A ces mots, la mâchoire du jeune homme se crispe. Imperceptiblement, il resserre ses poings. Il le déteste. Il le hait pour sa façon de légitimer ses méthodes. L'idée de s'emparer de l'instrument de souffrance pour le retourner contre son maitre lui vient à l'idée, mais jamais il ne le fera. Il est en colère, mais pas assez pour ça.
Un long silence plane dans la pièce. Aymeric sait ce qu'attend l'homme, et il s'exécute. La tête toujours baissée, l'expression sur son visage est grave tandis qu'il retire sa veste aux couleurs de l'école. Il déboutonne ensuite sa chemise blanche, la fait glisser sur ses frêles épaules, la pose sur la veste avec lenteur pour retarder inutilement l'échéance.
Les mains posées sur le rebord du bureau, légèrement courbé pour offrir son dos décharné déjà marqué par d'autres châtiments à la violence de l'autorité. L'homme, satisfait de le voir se plier ainsi à la sanction, contourna le bureau pour se placer derrière le jeune homme. Il déplia la corde de chanvre, leva le bras et attendit que le supplicié commence à réciter l'ode à la foi Aristotélicienne, comme il est de coutume. Il articula chaque mot distinctement, presque avec ferveur, mais son esprit était ailleurs, dans une chambre d'auberge élégamment décorée où il attendait patiemment, presque une décennie auparavant.

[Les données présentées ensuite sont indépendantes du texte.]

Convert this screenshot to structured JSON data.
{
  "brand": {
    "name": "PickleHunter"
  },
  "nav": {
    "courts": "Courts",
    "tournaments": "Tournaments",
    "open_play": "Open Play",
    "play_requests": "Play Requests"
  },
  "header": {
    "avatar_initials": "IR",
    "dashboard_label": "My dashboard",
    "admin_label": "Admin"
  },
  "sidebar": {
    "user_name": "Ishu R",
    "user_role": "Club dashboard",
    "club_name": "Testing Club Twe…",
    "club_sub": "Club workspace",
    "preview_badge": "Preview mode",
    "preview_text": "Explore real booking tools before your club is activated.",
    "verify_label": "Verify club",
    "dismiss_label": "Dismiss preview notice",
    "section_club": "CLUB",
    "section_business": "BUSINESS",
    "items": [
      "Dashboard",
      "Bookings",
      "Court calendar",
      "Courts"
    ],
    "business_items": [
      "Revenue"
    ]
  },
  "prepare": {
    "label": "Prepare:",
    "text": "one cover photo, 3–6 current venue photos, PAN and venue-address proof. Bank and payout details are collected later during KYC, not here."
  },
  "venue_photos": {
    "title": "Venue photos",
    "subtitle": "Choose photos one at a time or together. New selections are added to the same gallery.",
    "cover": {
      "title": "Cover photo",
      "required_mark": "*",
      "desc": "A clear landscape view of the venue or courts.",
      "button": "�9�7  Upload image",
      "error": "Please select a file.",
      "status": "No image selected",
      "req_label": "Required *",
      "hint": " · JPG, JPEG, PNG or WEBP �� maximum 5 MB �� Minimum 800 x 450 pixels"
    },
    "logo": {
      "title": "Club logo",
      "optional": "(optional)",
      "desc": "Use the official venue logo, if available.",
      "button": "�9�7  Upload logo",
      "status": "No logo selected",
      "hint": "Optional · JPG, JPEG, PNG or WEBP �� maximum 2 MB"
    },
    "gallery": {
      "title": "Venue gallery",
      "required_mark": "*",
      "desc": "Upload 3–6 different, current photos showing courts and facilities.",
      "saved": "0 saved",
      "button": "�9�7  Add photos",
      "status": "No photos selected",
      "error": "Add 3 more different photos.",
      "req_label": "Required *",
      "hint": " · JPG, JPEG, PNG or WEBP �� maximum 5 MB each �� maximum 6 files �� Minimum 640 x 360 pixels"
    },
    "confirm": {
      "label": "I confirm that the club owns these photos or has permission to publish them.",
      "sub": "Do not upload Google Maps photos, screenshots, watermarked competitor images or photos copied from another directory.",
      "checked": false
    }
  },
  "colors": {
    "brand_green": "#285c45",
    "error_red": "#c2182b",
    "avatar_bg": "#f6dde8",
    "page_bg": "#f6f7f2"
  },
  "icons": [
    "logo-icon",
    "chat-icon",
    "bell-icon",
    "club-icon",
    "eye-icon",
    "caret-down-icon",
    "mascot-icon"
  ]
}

Grâce à la pensée et la création du Très-Haut,
Nous pouvons vivre sur ce monde.
Grâce à l'éducation du prophète Aristote,
Nous avons retrouvé la voie Divine.
Grâce à Christos montré en exemple,
Nous savons de qui nous inspirer.
A la fin de la première strophe, le fouet s'abattit sur sa peau fine, y laissant un sillage rougeâtre. Les doigts crispés sur le bois du bureau, Aymeric dut lutter pour desserrer la mâchoire et continuer de réciter la prière car s'il ne le faisait pas, il devrait tout recommencer.
Pour oublier la douleur lancinante, il se concentra sur son souvenir, lorsqu'il était plus jeune, assis sur son lit, les pieds se balançant dans le vide, et qu'il entendit des pas dans l'escalier.
Tout les jours nous en sommes reconnaissant,
De vivre et prospérer pour Sa gloire.
Tout les jours nous en sommes reconnaissant,
de vivre dans la Foi et Sa lumière.
Nouveau coup de fouet. La pointe vient s'abattre sur la chair tendre de son flanc. Il se plie sur le côté, des larmes naissent au coin de ses yeux fermés avec force. Ses lèvres restent closes alors qu'il a envie de gémir, il ne veut pas faire entendre à son bourreau à quel point son travail est bien fait.
Dans sa tête, il voit la poignée tourner, la porte qui lui semblait si grande s'ouvre lentement pour laisser apparaitre une imposante silhouette vêtue d'un mantel sombre.
La Créature sans Nom,
Essaie de nous détourner.
La Créature sans Nom,
Veut qu'on s'égare de la voie divine.
La Créature sans Nom,
Nous trompe avec ses paroles.
Le religieux frappe encore, plus fort, pour ancrer cette strophe dans sa chair labourée. Il sent des gouttes de sang chaud ruisseler dans son dos. Il essaie de ne pas imaginer les larges traits qui s'entrecroisent sur son corps. Ses bras tremblent, tout son corps frémit. Ses lèvres, mordues avec force, laissent échapper un soupire de douleur. Son corps souffre, son esprit s'est replié sur lui-même.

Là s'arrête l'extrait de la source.